The absolute risk of recurrences among patients using aspirin for prevention of cardiovascular events remains high. Persistent platelet reactivity despite aspirin therapy might explain this in part. Reported prevalences of this so-called aspirin resistance vary widely, between 0% and 57%.

The aim of the study was to systematically review all available evidence on prevalence of aspirin resistance and to study determinants of reported prevalence.

Using a predefined search strategy, we searched electronic databases MEDLINE, EMBASE, CENTRAL, and Web of Science. To be included in our analysis, articles had to contain a laboratory definition of aspirin resistance, use aspirin as secondary prevention, and report associated prevalence.

We included 34 full-text articles and 8 meeting abstracts.

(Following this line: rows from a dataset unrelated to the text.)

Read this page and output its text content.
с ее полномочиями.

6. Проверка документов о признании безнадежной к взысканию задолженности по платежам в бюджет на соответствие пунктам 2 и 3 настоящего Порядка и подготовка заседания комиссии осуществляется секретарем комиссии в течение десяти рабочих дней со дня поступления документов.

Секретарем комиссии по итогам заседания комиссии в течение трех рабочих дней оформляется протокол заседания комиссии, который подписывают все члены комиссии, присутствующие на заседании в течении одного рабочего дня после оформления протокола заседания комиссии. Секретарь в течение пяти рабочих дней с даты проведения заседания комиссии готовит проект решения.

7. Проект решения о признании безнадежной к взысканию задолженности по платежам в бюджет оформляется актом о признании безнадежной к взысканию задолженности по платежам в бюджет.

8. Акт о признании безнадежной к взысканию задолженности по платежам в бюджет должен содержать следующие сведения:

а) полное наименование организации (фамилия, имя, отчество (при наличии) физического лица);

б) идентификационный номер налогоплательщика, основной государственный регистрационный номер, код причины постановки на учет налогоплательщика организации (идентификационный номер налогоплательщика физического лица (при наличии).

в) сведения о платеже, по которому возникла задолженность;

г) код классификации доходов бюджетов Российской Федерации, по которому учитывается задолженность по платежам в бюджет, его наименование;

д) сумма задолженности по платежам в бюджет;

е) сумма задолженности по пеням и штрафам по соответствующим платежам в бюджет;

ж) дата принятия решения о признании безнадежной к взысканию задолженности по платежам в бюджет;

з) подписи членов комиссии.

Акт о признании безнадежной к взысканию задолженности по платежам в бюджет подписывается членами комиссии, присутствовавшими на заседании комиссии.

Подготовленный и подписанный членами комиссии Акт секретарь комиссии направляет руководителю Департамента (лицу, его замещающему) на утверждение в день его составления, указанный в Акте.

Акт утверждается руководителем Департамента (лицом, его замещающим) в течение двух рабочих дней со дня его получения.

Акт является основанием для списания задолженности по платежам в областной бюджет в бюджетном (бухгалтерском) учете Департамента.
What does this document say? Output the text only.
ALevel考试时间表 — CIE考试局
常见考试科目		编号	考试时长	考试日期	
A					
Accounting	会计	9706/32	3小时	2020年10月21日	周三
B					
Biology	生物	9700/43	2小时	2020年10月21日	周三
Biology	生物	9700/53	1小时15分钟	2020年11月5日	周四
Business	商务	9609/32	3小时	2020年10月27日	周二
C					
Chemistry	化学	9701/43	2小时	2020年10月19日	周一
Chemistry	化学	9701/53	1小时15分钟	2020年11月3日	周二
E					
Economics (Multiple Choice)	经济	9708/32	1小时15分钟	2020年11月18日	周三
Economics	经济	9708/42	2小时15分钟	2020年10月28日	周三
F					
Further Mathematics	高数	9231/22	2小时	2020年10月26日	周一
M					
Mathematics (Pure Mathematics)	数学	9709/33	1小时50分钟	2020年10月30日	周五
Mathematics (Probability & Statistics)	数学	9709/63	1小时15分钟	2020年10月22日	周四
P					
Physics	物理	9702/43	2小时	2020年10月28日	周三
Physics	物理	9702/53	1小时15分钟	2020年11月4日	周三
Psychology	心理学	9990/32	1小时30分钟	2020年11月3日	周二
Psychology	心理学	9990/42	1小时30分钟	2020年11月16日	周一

The mean prevalence of aspirin resistance was 24% (95% CI 20%-28%). After adjustment for differences in definition, used dosage, and population, a statistically significant higher prevalence was found in studies with aspirin dosage ≤100 mg compared with ≥300 mg (36% [95% CI 28%-43%] vs 19% [95% CI 11%-26%], P < .0001). Studies measuring platelet aggregation using light aggregometry with arachidonic acid as an agonist had a pooled unadjusted prevalence of 6% (95% CI 0%-12%). In studies using point-of-care platelet function–analyzing devices, the unadjusted prevalence was significantly higher, at 26% (95% CI 21%-31%).

Prevalences widely differ between studies reporting on aspirin resistance. Both aspirin dosage and the method of defining aspirin resistance strongly influence estimated prevalence, which explains found heterogeneity among studies. On average, it appears that about 1 in 4 individuals may express biochemically defined aspirin resistance.